Bild: Probenraum in besetztem Haus in der Kastanienallee 86, 1990
Berlin taz | Berlin geht neue Wege, um Kulturräume zu erhalten und zu
retten. Am Montag stellte sich das Bündnis „Kultur Räume Berlin“ vor, in
dem sich sechs Institutionen aus Politik, Kultur, Immobilienmanagement und
Stadtentwicklung vereint haben. Mit diesem Verbund will man fortan dafür
sorgen, dass Arbeitsorte – Ateliers, Proben- und Projekträume – gezielt
angemietet und gekauft werden, um sie vergünstigt an Künstler:innen
weiterzuvermieten.
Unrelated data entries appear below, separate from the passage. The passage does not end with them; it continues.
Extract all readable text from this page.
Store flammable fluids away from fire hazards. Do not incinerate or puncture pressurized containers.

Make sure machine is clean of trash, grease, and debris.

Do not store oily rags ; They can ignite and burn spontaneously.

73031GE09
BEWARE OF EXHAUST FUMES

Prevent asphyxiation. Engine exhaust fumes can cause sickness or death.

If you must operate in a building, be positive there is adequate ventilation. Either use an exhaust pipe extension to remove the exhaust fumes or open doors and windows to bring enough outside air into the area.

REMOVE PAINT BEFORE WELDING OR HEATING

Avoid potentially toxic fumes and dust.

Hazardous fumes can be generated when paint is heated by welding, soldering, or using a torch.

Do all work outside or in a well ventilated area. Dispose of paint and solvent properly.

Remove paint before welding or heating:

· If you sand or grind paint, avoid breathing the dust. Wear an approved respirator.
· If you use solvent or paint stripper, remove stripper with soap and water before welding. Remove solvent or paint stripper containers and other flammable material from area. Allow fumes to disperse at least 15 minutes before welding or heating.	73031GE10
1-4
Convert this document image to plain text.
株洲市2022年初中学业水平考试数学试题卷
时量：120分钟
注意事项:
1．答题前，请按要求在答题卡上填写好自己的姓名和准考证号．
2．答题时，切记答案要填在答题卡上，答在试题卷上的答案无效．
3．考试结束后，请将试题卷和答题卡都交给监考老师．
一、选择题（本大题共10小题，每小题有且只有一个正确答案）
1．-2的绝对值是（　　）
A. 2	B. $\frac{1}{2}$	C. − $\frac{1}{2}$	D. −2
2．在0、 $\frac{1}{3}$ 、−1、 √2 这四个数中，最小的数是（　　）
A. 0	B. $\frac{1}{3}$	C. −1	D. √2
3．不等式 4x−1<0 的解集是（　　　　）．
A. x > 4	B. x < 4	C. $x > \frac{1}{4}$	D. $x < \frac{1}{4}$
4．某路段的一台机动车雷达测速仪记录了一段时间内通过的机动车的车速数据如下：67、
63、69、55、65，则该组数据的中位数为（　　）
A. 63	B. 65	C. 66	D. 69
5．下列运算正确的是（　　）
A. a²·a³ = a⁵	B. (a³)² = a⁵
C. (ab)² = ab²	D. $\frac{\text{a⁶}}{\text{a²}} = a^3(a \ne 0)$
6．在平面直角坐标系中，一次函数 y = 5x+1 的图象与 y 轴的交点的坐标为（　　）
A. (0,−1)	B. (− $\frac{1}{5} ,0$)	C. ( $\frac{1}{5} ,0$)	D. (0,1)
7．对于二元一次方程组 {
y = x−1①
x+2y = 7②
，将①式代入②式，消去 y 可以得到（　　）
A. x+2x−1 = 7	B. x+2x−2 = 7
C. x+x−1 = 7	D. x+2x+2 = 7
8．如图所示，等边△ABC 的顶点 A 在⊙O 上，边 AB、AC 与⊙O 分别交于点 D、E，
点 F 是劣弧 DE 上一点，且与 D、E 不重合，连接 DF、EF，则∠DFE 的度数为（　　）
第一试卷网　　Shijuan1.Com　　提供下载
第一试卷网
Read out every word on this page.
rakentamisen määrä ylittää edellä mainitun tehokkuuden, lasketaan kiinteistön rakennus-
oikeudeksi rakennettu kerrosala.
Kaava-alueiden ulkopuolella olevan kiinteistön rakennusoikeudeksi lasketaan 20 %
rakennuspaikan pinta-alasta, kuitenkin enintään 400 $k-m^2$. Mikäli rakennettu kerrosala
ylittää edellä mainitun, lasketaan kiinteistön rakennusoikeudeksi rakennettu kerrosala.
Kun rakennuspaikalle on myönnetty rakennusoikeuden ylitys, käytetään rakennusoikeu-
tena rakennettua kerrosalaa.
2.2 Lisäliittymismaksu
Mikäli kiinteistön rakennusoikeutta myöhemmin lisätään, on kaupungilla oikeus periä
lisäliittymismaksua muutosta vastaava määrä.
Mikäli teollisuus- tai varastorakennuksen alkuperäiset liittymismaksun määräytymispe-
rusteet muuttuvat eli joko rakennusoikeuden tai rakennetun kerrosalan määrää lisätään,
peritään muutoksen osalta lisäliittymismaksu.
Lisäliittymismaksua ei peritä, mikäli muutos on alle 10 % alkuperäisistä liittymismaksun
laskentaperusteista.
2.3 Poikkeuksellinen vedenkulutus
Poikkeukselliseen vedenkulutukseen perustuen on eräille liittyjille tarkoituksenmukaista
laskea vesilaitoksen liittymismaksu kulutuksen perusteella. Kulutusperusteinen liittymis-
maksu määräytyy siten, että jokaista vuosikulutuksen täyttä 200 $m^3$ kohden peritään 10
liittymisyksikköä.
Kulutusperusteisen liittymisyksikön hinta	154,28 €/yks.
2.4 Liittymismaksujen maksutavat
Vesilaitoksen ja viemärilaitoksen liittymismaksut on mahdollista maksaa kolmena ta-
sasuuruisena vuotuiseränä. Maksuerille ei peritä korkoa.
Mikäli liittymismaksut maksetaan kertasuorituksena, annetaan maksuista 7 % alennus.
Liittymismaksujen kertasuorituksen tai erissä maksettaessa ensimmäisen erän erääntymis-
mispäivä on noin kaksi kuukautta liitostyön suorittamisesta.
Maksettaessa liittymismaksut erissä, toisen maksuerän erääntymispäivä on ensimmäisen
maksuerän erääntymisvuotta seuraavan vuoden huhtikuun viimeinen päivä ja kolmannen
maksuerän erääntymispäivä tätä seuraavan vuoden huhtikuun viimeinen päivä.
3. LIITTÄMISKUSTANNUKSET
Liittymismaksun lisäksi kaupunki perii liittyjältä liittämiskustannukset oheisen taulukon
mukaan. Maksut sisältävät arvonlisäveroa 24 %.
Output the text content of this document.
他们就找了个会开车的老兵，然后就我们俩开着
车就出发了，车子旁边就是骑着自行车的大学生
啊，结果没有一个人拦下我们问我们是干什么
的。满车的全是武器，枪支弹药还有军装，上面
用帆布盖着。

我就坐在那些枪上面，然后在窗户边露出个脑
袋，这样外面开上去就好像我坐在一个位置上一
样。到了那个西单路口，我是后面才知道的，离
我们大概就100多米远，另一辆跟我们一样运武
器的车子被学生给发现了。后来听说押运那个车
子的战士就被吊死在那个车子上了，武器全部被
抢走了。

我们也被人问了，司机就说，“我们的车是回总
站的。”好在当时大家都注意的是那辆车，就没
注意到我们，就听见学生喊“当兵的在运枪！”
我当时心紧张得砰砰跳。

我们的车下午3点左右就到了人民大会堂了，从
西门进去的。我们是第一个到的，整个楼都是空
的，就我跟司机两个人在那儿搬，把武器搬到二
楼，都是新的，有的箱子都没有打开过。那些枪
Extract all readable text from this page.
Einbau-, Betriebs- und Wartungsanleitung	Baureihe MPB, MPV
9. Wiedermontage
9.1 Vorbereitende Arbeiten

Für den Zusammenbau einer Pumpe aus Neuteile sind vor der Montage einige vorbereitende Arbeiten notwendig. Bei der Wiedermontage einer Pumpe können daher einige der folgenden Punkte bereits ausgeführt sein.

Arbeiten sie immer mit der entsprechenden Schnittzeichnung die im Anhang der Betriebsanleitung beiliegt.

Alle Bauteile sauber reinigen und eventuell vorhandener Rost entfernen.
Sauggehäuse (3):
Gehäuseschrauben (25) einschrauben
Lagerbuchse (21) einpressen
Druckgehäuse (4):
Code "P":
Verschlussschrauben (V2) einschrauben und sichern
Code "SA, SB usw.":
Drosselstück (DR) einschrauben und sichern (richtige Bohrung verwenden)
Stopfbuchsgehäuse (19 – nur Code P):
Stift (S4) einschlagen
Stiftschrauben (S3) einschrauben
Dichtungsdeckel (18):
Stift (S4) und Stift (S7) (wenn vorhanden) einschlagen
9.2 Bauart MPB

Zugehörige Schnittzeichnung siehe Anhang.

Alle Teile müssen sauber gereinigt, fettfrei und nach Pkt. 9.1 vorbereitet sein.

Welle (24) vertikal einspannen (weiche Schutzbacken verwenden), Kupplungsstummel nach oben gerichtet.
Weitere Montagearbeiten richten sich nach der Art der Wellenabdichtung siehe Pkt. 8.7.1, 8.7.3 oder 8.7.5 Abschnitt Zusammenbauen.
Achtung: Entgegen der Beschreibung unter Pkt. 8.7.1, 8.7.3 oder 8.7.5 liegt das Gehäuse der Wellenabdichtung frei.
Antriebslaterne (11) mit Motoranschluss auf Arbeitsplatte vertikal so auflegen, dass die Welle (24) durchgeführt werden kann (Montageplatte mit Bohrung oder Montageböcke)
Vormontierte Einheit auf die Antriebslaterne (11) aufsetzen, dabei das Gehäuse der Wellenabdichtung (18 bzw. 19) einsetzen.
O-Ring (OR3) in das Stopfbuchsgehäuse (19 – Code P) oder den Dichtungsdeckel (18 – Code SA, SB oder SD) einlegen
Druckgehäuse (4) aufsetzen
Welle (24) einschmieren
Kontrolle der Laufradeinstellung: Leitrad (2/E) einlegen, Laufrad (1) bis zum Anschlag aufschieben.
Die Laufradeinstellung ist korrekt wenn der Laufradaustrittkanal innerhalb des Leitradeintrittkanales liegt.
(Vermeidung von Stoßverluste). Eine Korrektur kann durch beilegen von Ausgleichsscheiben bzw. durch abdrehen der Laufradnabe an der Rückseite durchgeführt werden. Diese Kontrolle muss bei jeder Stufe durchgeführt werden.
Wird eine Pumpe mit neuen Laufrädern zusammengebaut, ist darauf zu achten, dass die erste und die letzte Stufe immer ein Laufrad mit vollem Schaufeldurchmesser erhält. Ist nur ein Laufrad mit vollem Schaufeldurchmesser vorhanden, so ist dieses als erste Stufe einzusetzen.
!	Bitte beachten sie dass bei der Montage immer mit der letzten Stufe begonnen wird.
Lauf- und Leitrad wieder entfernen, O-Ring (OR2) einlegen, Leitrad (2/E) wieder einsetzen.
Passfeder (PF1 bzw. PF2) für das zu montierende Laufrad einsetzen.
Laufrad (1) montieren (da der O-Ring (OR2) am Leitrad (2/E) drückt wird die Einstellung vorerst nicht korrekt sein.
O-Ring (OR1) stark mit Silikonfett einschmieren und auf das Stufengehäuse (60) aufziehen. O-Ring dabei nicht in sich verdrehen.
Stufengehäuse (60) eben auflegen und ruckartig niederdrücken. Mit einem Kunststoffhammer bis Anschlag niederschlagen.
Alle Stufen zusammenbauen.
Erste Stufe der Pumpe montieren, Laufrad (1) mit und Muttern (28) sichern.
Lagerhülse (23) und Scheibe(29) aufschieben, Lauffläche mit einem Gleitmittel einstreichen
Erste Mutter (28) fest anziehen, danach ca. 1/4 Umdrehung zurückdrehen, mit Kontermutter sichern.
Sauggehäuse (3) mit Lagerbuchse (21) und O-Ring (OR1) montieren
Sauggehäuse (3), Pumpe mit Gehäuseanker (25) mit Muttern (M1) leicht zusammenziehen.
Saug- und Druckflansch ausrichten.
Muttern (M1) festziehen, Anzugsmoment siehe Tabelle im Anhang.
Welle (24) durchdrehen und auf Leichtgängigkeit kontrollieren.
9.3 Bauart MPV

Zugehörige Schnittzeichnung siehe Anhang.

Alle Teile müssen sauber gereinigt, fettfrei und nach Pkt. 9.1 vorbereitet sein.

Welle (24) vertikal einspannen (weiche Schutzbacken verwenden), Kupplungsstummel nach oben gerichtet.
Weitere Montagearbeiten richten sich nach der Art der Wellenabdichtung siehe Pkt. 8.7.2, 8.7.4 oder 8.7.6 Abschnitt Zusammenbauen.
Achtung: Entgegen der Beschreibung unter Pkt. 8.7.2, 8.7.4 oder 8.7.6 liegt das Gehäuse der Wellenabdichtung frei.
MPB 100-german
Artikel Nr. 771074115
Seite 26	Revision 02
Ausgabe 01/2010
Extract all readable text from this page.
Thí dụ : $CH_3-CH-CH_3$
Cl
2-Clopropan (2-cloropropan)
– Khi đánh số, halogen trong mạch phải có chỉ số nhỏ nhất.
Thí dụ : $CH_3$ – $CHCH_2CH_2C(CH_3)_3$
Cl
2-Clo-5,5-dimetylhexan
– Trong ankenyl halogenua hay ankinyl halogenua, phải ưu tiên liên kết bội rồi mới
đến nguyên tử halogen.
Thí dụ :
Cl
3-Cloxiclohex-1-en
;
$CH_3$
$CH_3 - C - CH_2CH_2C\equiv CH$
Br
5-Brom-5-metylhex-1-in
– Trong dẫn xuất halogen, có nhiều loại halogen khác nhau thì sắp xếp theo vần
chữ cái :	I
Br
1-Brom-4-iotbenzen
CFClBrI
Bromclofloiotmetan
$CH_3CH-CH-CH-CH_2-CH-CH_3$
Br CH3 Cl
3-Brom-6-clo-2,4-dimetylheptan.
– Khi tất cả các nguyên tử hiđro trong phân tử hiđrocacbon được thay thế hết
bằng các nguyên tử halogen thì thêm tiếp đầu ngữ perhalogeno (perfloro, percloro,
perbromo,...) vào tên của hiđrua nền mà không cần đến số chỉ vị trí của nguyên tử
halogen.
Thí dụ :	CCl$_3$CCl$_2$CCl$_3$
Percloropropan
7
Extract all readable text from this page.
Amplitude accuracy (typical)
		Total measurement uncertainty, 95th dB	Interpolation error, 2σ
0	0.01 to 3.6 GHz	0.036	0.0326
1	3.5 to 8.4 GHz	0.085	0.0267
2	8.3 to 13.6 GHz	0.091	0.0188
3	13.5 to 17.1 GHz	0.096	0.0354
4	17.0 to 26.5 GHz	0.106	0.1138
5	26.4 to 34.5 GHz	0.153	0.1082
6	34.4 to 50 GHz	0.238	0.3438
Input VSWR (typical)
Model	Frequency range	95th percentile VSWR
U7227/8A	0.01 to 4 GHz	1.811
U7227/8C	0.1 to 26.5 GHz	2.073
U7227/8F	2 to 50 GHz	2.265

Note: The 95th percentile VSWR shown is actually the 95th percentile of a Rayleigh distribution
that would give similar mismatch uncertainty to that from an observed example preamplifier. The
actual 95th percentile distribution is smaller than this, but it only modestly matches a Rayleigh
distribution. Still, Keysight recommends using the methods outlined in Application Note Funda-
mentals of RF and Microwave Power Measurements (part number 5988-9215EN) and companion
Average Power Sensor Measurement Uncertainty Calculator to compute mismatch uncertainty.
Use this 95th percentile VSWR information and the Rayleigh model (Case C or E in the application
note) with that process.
Diese können sich auf einer neu gelaunchten Website um
die Räume bewerben.
„Für mich ist das ein Freudentag“, sagte Kultursenator Klaus Lederer
(Linke) bei der Online-Pressekonferenz von Kultur Räume Berlin. „Denn wenn
Berlin eine Stadt der Künstler und eine Kulturstadt bleiben will, reicht es
nicht aus, Förderprogramme aufzusetzen, sondern es braucht langfristige
Strategien. Dazu muss man Kulturpolitik als Infrastruktur- und als
Stadtentwicklungspolitik begreifen.“
Dies zusammenzudenken, darum geht es also in dem Konstrukt, das auf den
ersten Blick nicht ganz einfach zu durchschauen ist. Gebildet wird „Kultur
Räume Berlin“ aus folgenden sechs Playern: der Senatsverwaltung für Kultur
und Europa, dem Berliner Immobilienmanagement (BIM), dem Atelierbüro im
Kulturwerk des Berufsverbands bildender Künstler bbk berlin, dem Bündnis
Freie Szene Berlin, der Gesellschaft für Stadtentwicklung (GSE) und der
Kulturraum Berlin GmbH.
Kulturraum Berlin ist dabei eine neu gegründete Dachinstitution, die in
diesem Bündnis die koordinierende und lenkende Funktion übernimmt. „Wir
sind die Organisator:innen im Zentrum“, sagte Tatjana Kaube, mit
Jasper Bieger Co-Geschäftsführerin von Kulturraum Berlin. „Zudem sind wir
Übersetzer:innen zwischen den einzelnen Gruppen. Von der
Immobilienwirtschaft bis zur Freien Szene ist ein sehr breites Spektrum
vertreten – die müssen einander erst einmal verstehen.“
Die Coronakrise habe die prekäre Situation der Kulturschaffenden weiter
verschärft, daher sei es auch ihre Aufgabe, „ein bisschen Tempo
reinzubringen“, so Kaube. Kulturraum Berlin hat 2021 einen Etat von rund
2,5 Millionen Euro zur Verfügung. Für den gesamten Bereich Arbeitsräume –
Betrieb, Sicherung, Herrichtung, Akquise, Anmietung – sind im
Kulturhaushalt für 2021 zudem gut 20 Millionen Euro veranschlagt.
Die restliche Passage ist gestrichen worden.